Combien t-a-t-il de stations d'épuration en France ?

Selon le Ministère de l’Écologie, du Développement Durable et de l’Énergie, la France comptait en 2008, 18 830 stations d’épuration pour une capacité de 75 millions d’Équivalents-habitants (Eh).

En 2013, la France comptait 20 200 stations de traitement des eaux usées collectives.

En 2016, ce nombre s'élevait à 21 474 stations de traitement.

En 2019, ce chiffre passe à 22002 stations d'épuration.

Que sont les eaux usées ?

Les eaux usées désignent les eaux qui ont été utilisées pour un usage quelconque.

Elles proviennent :

    • des habitations, ce sont les eaux usées domestiques, issues des toilettes (eaux vannes) ou des lavabo et cuisine (eaux grises).

    • des usines ou de l'agriculture, on parle alors d'effluents industriels ou agricoles.

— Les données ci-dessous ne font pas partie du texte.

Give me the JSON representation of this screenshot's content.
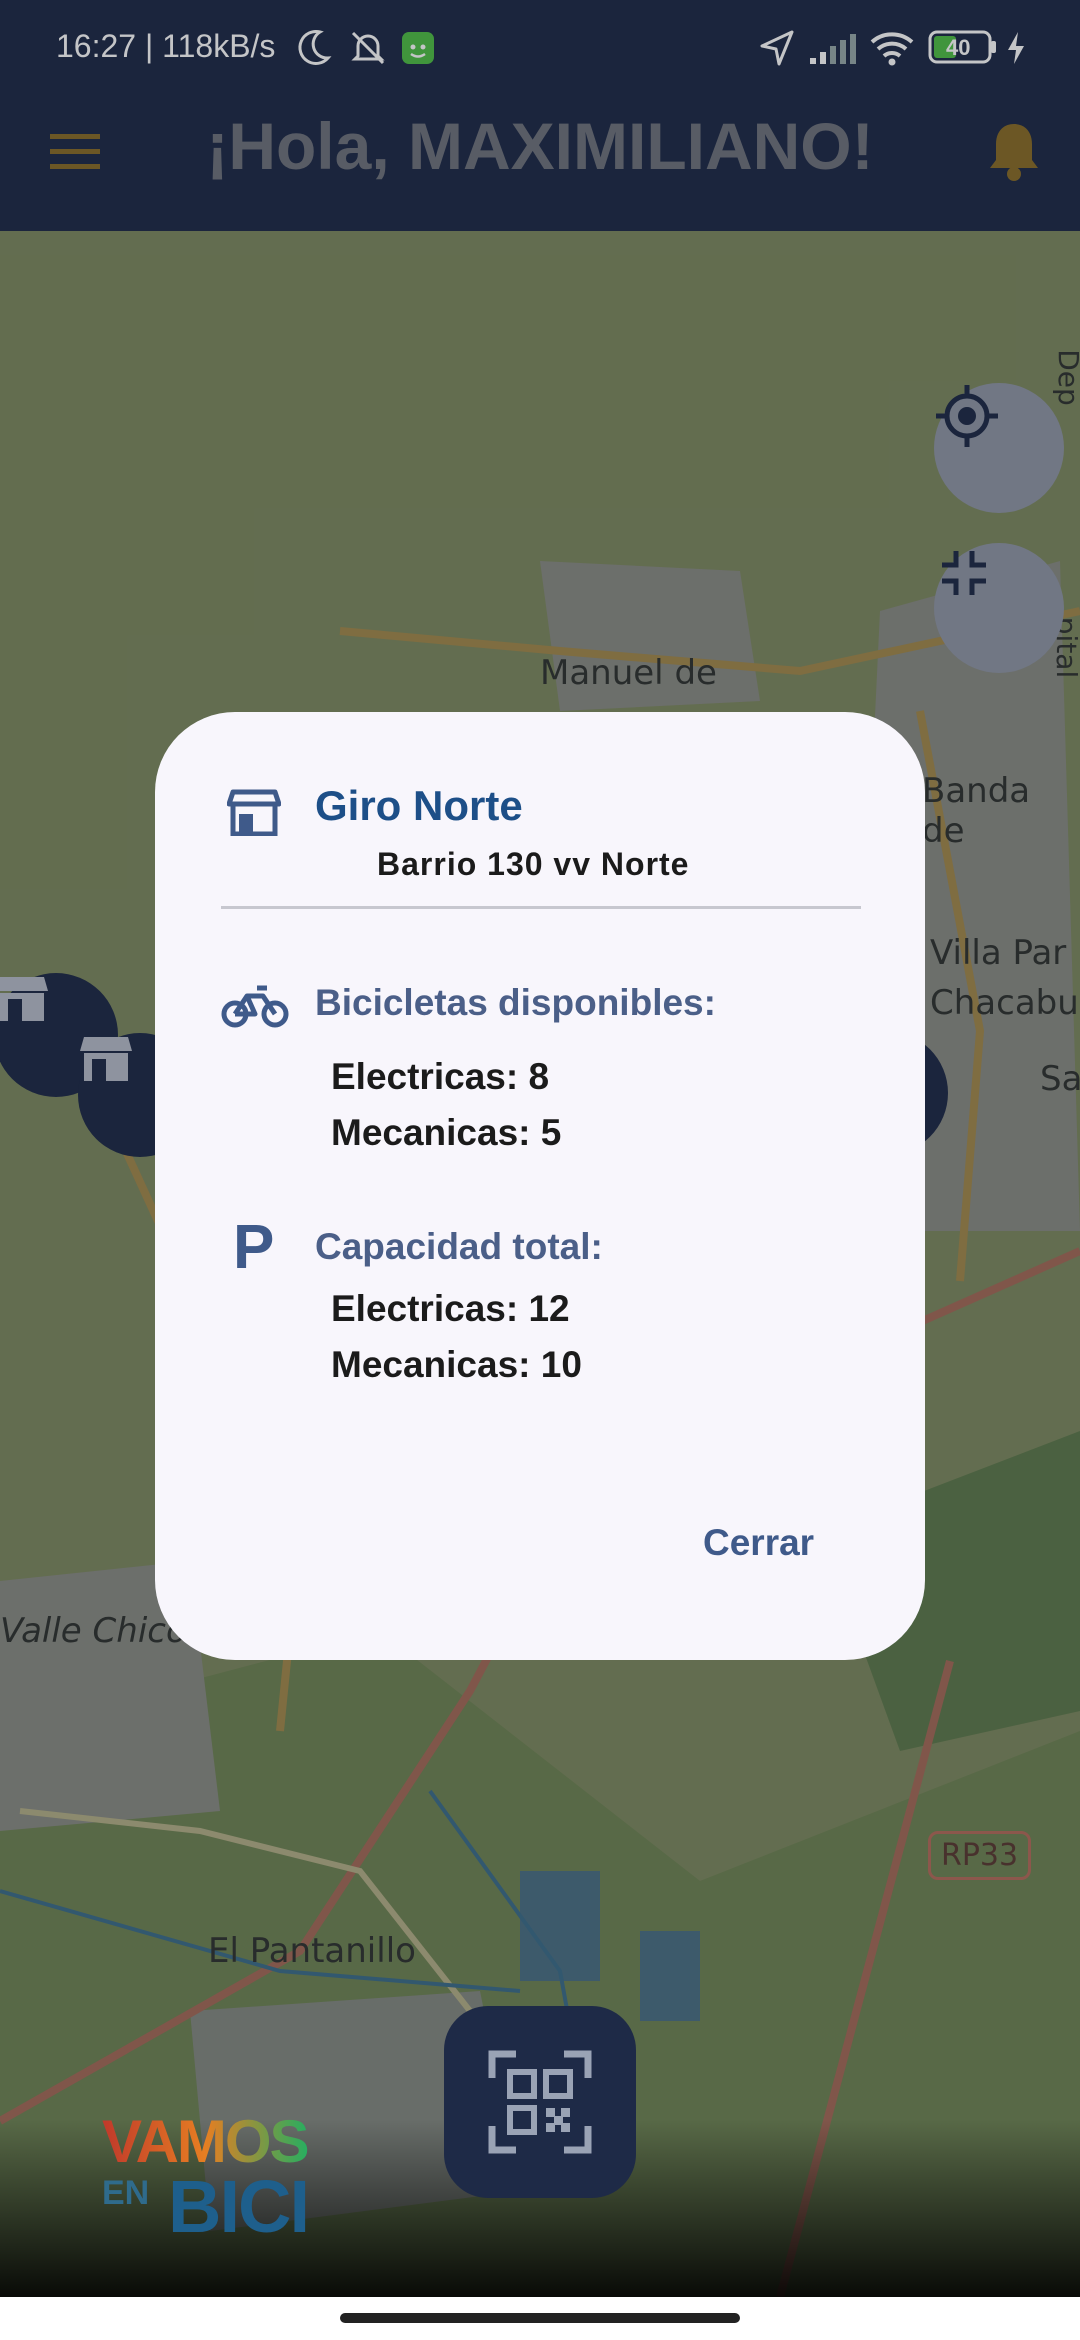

Les eaux de pluie qui coulent sur les toitures, les routes et les parkings, etc. ne sont pas considérées comme des eaux usées. Toutefois, pour des raisons structurelles et d'organisation, les eaux de pluie étaient aussi collectées avec les réseaux de tout-à-l’égout et donc acheminées jusqu’à une station de traitement.

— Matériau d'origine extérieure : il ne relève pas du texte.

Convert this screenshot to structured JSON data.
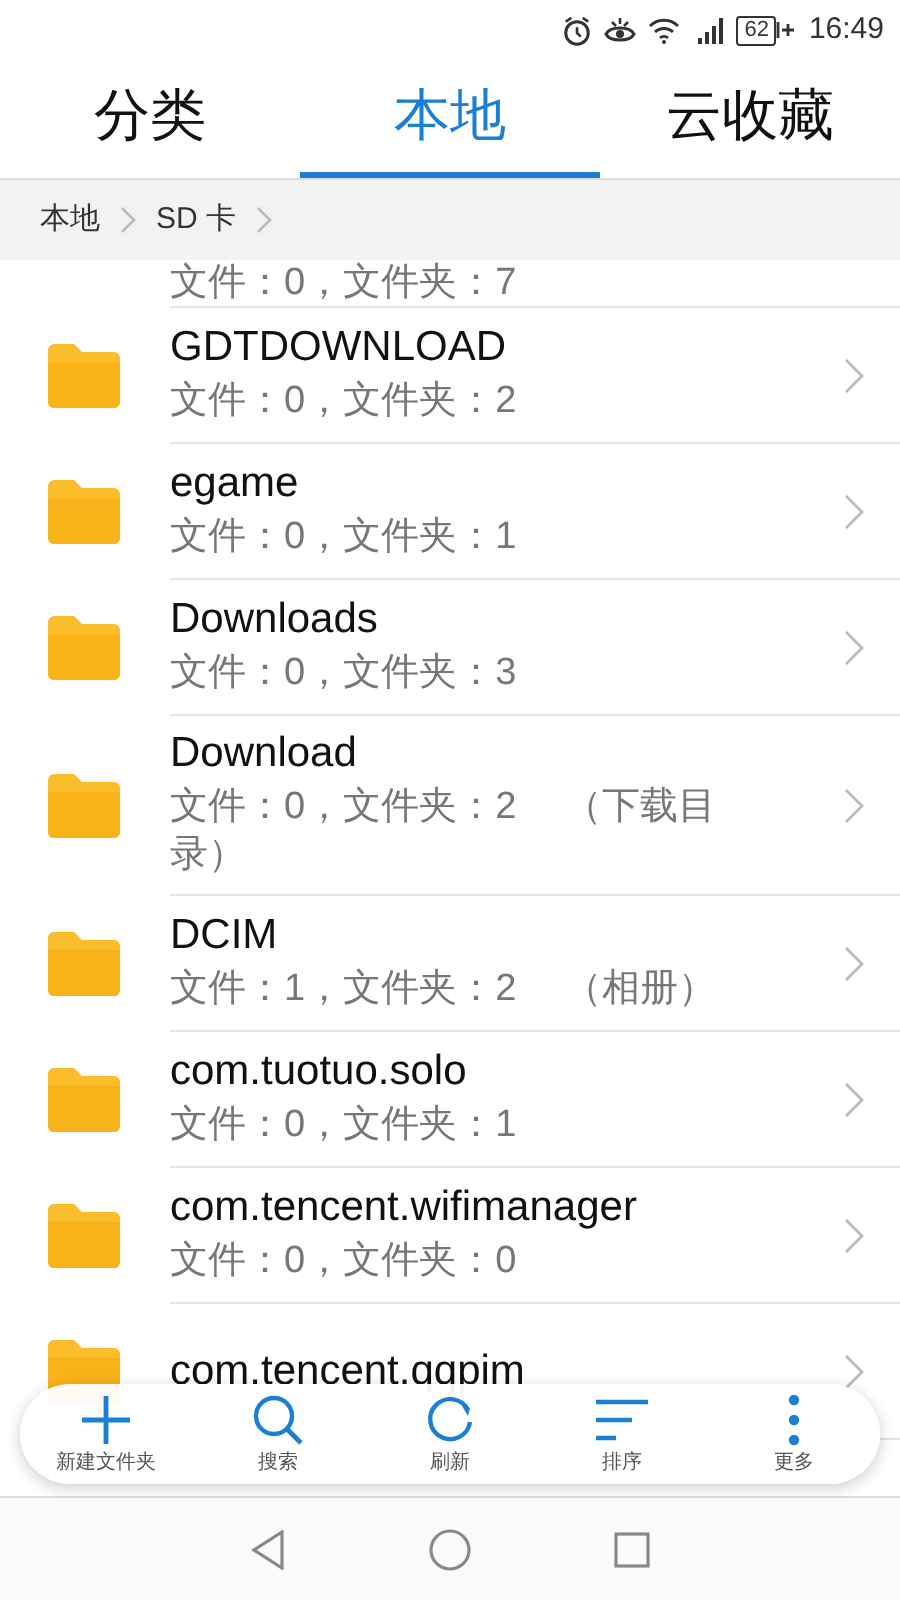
{
  "status_bar": {
    "battery": "62",
    "time": "16:49"
  },
  "tabs": [
    {
      "label": "分类",
      "selected": false
    },
    {
      "label": "本地",
      "selected": true
    },
    {
      "label": "云收藏",
      "selected": false
    }
  ],
  "breadcrumb": [
    "本地",
    "SD 卡"
  ],
  "folders": [
    {
      "subtitle": "文件：0，文件夹：7"
    },
    {
      "name": "GDTDOWNLOAD",
      "subtitle": "文件：0，文件夹：2"
    },
    {
      "name": "egame",
      "subtitle": "文件：0，文件夹：1"
    },
    {
      "name": "Downloads",
      "subtitle": "文件：0，文件夹：3"
    },
    {
      "name": "Download",
      "subtitle": "文件：0，文件夹：2",
      "note": "（下载目录）"
    },
    {
      "name": "DCIM",
      "subtitle": "文件：1，文件夹：2",
      "note": "（相册）"
    },
    {
      "name": "com.tuotuo.solo",
      "subtitle": "文件：0，文件夹：1"
    },
    {
      "name": "com.tencent.wifimanager",
      "subtitle": "文件：0，文件夹：0"
    },
    {
      "name": "com.tencent.qqpim"
    }
  ],
  "toolbar": [
    {
      "kind": "new",
      "label": "新建文件夹"
    },
    {
      "kind": "search",
      "label": "搜索"
    },
    {
      "kind": "refresh",
      "label": "刷新"
    },
    {
      "kind": "sort",
      "label": "排序"
    },
    {
      "kind": "more",
      "label": "更多"
    }
  ]
}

Le remplacement des réseaux unitaires par un réseau séparatif

Lors de fortes pluies, il peut arriver que le réseau d'assainissement soit engorgé par l'eau pluviale en plus des eaux usées. Les stations d'épuration ne pouvant traiter cet afflux, l’eau non traitée est alors rejetée via les déversoirs d’orage implantés sur le réseau. Une solution problématique car cette eau est aussi chargée d'impuretés et a un impact sur l'environnement.

Pour résoudre ce problème, les réseaux unitaires sont progressivement remplacés par un double réseau qui collecte les eaux pluviales séparément des eaux usées. On parle de « réseaux séparatifs ». L'eau de pluie est conduite vers des bassins de rétention pour y être stockée. Les déchets en suspension se déposent au fond du bassin puis sont éliminés naturellement ou curés périodiquement selon les besoins.

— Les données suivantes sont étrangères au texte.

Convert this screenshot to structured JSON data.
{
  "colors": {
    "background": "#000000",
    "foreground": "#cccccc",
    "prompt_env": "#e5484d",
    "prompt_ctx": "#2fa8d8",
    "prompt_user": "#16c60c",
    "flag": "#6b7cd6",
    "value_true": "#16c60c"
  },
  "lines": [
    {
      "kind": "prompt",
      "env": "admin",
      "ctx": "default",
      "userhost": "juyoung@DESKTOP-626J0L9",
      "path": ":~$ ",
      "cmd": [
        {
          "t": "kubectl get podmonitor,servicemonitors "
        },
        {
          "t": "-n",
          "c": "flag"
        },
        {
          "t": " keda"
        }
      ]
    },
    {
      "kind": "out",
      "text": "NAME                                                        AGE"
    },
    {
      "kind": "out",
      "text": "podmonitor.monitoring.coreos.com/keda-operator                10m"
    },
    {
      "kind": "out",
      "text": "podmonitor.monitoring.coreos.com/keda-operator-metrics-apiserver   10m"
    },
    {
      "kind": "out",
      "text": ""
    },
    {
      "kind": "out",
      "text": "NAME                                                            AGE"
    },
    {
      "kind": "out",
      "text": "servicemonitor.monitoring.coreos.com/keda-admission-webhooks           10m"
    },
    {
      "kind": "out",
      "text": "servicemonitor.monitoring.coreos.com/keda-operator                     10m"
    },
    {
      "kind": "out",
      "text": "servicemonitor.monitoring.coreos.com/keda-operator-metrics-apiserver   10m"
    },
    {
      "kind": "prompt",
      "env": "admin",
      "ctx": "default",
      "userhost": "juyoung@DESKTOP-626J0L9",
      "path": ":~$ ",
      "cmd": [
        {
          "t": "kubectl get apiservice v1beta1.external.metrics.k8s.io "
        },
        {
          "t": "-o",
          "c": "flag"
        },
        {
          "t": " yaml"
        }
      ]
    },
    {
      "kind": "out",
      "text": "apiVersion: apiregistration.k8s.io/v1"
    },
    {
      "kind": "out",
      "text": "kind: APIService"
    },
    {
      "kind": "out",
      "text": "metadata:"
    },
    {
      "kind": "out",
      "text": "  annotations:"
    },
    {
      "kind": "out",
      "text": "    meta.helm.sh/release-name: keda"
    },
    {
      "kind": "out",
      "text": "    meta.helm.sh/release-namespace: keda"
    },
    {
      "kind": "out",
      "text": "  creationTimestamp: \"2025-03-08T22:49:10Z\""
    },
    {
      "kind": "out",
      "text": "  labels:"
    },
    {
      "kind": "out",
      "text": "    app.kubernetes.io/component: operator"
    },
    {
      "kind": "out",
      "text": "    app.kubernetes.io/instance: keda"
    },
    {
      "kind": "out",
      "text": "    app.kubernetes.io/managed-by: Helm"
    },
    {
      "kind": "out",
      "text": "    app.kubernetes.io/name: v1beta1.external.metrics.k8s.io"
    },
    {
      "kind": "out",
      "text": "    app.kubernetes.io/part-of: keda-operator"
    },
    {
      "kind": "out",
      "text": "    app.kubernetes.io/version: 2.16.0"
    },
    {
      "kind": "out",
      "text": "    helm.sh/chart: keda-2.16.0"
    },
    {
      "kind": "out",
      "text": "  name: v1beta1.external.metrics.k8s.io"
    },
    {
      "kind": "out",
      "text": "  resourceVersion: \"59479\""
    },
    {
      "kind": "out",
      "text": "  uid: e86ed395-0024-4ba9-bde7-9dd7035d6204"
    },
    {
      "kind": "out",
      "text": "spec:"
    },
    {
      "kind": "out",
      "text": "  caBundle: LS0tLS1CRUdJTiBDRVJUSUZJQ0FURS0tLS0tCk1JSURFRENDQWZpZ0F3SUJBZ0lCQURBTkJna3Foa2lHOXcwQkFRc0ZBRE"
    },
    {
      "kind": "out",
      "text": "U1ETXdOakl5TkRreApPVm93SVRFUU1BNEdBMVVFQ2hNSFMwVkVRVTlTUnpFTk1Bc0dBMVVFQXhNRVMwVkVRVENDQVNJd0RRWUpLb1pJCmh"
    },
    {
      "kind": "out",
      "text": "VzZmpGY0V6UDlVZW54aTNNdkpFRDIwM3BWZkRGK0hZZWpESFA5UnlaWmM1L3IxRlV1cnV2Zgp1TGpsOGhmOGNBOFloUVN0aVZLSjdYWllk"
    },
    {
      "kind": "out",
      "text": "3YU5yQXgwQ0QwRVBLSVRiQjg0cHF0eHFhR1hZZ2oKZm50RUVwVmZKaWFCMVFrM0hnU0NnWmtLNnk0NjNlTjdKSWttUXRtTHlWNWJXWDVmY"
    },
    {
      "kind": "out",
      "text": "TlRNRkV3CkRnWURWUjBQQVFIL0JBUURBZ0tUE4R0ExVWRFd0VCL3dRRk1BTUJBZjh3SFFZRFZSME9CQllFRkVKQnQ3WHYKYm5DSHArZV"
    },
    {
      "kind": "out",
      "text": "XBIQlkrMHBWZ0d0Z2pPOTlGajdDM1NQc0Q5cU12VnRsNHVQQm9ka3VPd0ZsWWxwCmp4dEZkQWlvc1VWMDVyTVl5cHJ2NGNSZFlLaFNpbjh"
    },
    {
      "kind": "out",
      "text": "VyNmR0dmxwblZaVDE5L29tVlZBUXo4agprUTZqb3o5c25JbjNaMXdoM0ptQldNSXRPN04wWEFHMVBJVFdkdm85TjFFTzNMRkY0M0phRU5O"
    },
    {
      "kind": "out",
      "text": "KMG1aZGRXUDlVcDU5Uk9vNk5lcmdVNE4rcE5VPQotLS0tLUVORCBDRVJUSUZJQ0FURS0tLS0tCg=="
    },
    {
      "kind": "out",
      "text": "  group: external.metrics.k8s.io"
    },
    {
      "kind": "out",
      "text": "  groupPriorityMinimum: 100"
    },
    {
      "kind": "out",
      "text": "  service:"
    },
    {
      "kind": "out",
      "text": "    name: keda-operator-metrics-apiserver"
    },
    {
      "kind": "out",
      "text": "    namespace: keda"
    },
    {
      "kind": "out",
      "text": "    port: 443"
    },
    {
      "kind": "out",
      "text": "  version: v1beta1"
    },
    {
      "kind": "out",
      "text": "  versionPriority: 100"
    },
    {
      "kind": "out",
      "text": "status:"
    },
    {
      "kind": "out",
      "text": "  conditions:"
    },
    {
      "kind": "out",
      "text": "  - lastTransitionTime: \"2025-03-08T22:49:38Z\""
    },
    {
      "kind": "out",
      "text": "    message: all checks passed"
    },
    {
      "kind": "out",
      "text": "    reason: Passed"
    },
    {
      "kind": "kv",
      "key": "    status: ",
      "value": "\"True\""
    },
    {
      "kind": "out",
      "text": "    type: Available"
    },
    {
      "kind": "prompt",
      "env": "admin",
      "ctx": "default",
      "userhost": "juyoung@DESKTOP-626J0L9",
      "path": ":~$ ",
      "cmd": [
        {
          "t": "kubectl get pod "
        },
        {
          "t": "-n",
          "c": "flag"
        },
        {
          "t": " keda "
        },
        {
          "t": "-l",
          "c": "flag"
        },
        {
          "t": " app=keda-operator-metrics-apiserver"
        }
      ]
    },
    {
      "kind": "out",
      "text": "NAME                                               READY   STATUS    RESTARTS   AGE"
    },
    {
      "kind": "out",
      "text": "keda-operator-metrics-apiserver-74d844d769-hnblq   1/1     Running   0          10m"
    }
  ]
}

L’organisation de l’assainissement collectif des eaux usées

Pour chaque ville, un zonage d’assainissement définit les zones concernées par l’assainissement collectif ou à défaut, un assainissement non collectif. Ce schéma directeur est intégré au plan local d’urbanisme (PLU).

En zone d’assainissement collectif, le propriétaire d’un logement a pour obligation de raccorder son domicile au réseau de collecte des eaux usées. Charge a la commune d'assurer sa mission de service public d’assainissement :

    • mise en place du réseau

    • collecte des eaux usées

    • assainissement.

Le contrôle de la qualité des eaux propres

Les eaux propres rejetées dans le milieu naturel sont étroitement contrôlées.

Les normes en vigueur pour l’assainissement collectif sont issues de la directive européenne 91/271/CEE relative au traitement des eaux résiduaires urbaines (DERU).

Des contrôles portent à la fois sur la capacité maximale de traitement des stations et sur ses performances.

Ainsi, en 2013, les performances de 92,9 % des stations de traitement des eaux usées étaient jugées conformes.

La teneur en polluants des eaux usées et des eaux épurées est mesurée avec plusieurs indicateurs :

    • les matières en suspension (MES) minérales ou organiques mesurées en mg/L.

    • les matières organiques mesurées par différentes analyses techniques comme par exemple la "demande biochimique en oxygène"

    • l’azote et le phosphore mesuré en mg/L

    • les contaminants biologiques en nombre/mL

    • etc.

Qu'est-ce que l’Equivalent Habitant (E.H ) ?

Cet indicateur exprime la charge polluante contenue dans 180 litres d’eau usée soit en moyenne l'équivalent des rejets d’un habitant et pour un jour.

Un Équivalent Habitant correspond à :

    • 60g de D.B.O5

    • 135g de D.C.O

    • 9,9g d’azote

    • 3,5g de phosphore.

Cette unité permet  de  déterminer le dimensionnement des stations d'épuration selon la taille des agglomérations.